ElucidataInc / ElMaven

LC-MS data processing tool for large-scale metabolomics experiments.
https://resources.elucidata.io/elmaven/
GNU General Public License v2.0
86 stars 52 forks source link

Calculated RT of a peak -- spline max vs raw max #464

Open shubhra-agrawal opened 6 years ago

shubhra-agrawal commented 6 years ago

El-MAVEN 2.1

During peak finding, we find the local maxima of EIC spline and mark the highest raw intensity over the maxima as a peak. This prevents confusion for the users as spline maxima might not always correspond to the highest intensity in that region.

Copy-pasting @chubukov 's comment from #334 discussion,

"However, the peak position is also used for finding related peaks -- see e.g. maxIsotopeScanDiff parameter, and the entire alignment algorithm. For those purposes, it makes sense to have the peak position represent "where you expect related peaks to center" -- and that's probably the position of the spline max. This could be a separate discussion and maybe it makes sense to keep both metrics. There are cases when I'd rather use the position of the highest intensity scan -- for instance if I want to get the m/z spectrum at peak apex, I don't really want to accidentally take the trough of a spiky peak."

shefalilathwal commented 6 years ago

@chubukov @shubhra-agrawal We have a dataset with a very significant number of spiky peaks and the fact that the RT is assigned to the raw max reflects in isotope detection. If both the parent peak and the isotope peaks are spiky, as we have for many metabolites in our data, the scan numbers of the detected max for parent versus isotope are many scan nos. apart (We are running into #567 because of it). In this case, it would make sense to define the maximum where 'peaks are expected to center', i.e., the spline max.

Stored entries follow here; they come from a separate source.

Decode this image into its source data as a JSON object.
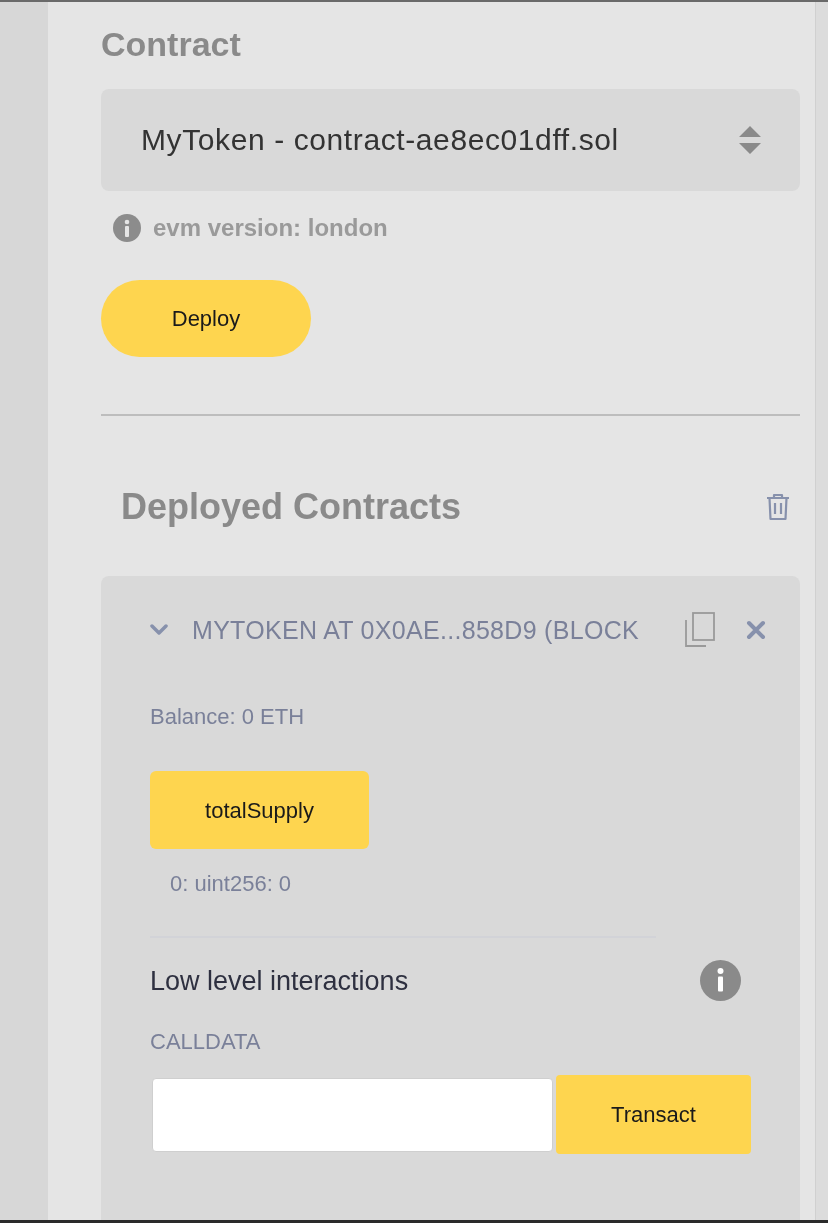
{
  "contract_section": {
    "title": "Contract",
    "select": {
      "value": "MyToken - contract-ae8ec01dff.sol"
    },
    "evm_info": "evm version: london",
    "deploy_button": "Deploy"
  },
  "deployed_section": {
    "title": "Deployed Contracts",
    "instances": [
      {
        "title": "MYTOKEN AT 0X0AE...858D9 (BLOCK",
        "expanded": true,
        "balance": "Balance: 0 ETH",
        "functions": [
          {
            "label": "totalSupply",
            "results": [
              "0: uint256: 0"
            ]
          }
        ],
        "low_level": {
          "title": "Low level interactions",
          "calldata_label": "CALLDATA",
          "transact_button": "Transact"
        }
      }
    ]
  }
}
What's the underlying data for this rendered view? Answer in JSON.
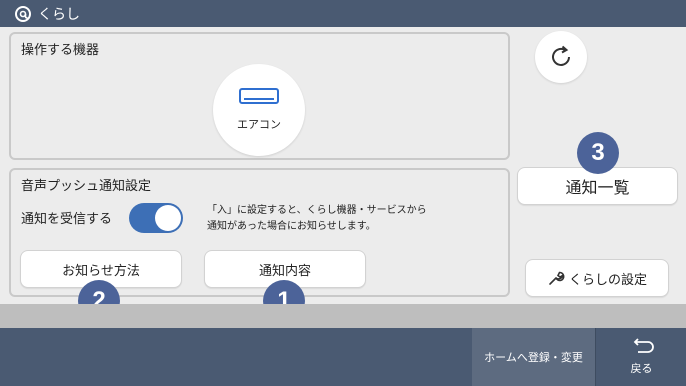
{
  "app": {
    "title": "くらし"
  },
  "device_panel": {
    "title": "操作する機器",
    "device_label": "エアコン"
  },
  "voice_panel": {
    "title": "音声プッシュ通知設定",
    "receive_label": "通知を受信する",
    "receive_enabled": true,
    "description_line1": "「入」に設定すると、くらし機器・サービスから",
    "description_line2": "通知があった場合にお知らせします。",
    "notify_method_button": "お知らせ方法",
    "notify_content_button": "通知内容"
  },
  "side": {
    "notification_list_button": "通知一覧",
    "kurashi_settings_button": "くらしの設定"
  },
  "badges": [
    "1",
    "2",
    "3"
  ],
  "footer": {
    "register_button": "ホームへ登録・変更",
    "back_button": "戻る"
  },
  "colors": {
    "header": "#4a5a72",
    "accent": "#3d6fb6",
    "badge": "#4c6399"
  }
}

@chubukov How do you curate data with spiky peaks? If you see a spiky peak (but clearly a peak to the eye) would you pick it and try to find its isotopes or would you discard that peak?

@sunil20dhakad FYI

chubukov commented 6 years ago

@shefalilathwal Do you mean spiky like the ones @sunil20dhakad just posted, where there's clearly just a input filtering problem? Or spiky in the sense that they're just noisy? If the latter, at that point it really depends on what question you want to answer and what confidence you want to do it with.... sorry for the non-answer :). In some cases you can at least put some upper and lower bounds on the labeling, which may be good enough.

sunil20dhakad commented 6 years ago

I am adding one example that @shefalilathwal is talking about. The following is the example of aKG with all its labels.

image

image

image

image

image

image

@chubukov FYI

sunil20dhakad commented 6 years ago

When the peaks are spiky then result also depends on the peaks that are picked. For example same group (Ac-Carnitine) when picked at different positions give different results.

image

image

chubukov commented 6 years ago

@sunil20dhakad I think if you're getting two peaks in the lower example it means the smoothing is not working or is set too fine.

In the upper example, this is just what non-great lcms data looks like. It's going to be hard to quantify most of those peaks very accurately no matter what you do. Though you could probably at least get a reasonable guess and bound for all of them. I'm a little suprised that the correlation cutoff is what you ran into -- just by eye, I would have expected most of them (except I guess the 13C-1) to pass.

Edit: sorry, I realized that it's the maxIsotopeScanDiff that you're running into. That's less surprising, and yes, using splineMax might help in this case. Or you could just set it more liberally.